Composer of the Day!

Today's Composer of the Day is Anton Webern.

(1883-1945)

Webern was an Austrian composer, a student of Schoenberg, and a fascinating figure. Little known in his lifetime, he was revered by the post-war serialist school of composers.

His music tends to be short and dense, with compact expressive gestures. He was very sensitive to timbre, and much of his work is concerned with minute changes in tone color.

He was killed, accidentally, at the end of World War II. He was shot at his brother-in-law's house by an American security officer when he went out to smoke a cigar. Oops!

As noted, his compositions tended, increasingly, to be very short. His entire oeuvre is on three CDs. Some pieces span less than a minute. His Symphony, Op. 21 is less than 9 minutes long.
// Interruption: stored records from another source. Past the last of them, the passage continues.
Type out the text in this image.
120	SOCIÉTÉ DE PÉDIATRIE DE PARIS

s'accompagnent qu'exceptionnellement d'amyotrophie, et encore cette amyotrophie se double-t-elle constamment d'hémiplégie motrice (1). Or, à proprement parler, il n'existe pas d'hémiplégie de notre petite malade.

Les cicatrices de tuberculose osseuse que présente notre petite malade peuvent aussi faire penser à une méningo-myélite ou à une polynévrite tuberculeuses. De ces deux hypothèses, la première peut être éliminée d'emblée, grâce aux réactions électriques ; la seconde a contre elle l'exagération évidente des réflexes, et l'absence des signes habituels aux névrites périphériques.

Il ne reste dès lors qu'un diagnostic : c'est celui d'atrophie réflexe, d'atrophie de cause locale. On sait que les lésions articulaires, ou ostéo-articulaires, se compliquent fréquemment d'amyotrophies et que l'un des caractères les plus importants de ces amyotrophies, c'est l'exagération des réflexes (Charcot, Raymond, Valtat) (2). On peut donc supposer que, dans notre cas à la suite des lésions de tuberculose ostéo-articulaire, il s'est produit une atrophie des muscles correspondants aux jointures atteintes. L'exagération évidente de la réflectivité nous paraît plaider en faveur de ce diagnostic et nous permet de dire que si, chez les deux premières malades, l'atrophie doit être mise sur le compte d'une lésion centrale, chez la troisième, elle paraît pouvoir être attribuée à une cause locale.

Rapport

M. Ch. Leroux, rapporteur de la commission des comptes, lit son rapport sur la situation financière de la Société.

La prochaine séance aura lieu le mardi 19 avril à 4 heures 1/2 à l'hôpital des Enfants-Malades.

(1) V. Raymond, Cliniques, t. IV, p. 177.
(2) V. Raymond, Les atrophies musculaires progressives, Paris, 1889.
At first a late Romantic expressionist, he soon turned to atonality, and then to Schoenberg's 12-tone serial system of composition. Arguably, he was a stricter adherent to the system than either Schoenberg or his other famous student, Alban Berg.

I find his music fascinating and rich. Some people hate it. It is dense and often challenging, but (I assert) ultimately extremely rewarding. He was interested in Renaissance music (he wrote his dissertation on it) and intertwined its complex canonic and contrapuntal forms into his modernist idiom. Palindromes abound! Which is awesome.

I recommend the Bagatelles for String Quartet, Op. 9 as an example of his early atonal style. And the Variations for Piano, Op. 27 as a good example of his later serial style.

Here and here and here you can listen to some music.

You should listen to his music. (He is a personal favorite; if you read this space regularly, you'll note that he's often attacked and maligned.)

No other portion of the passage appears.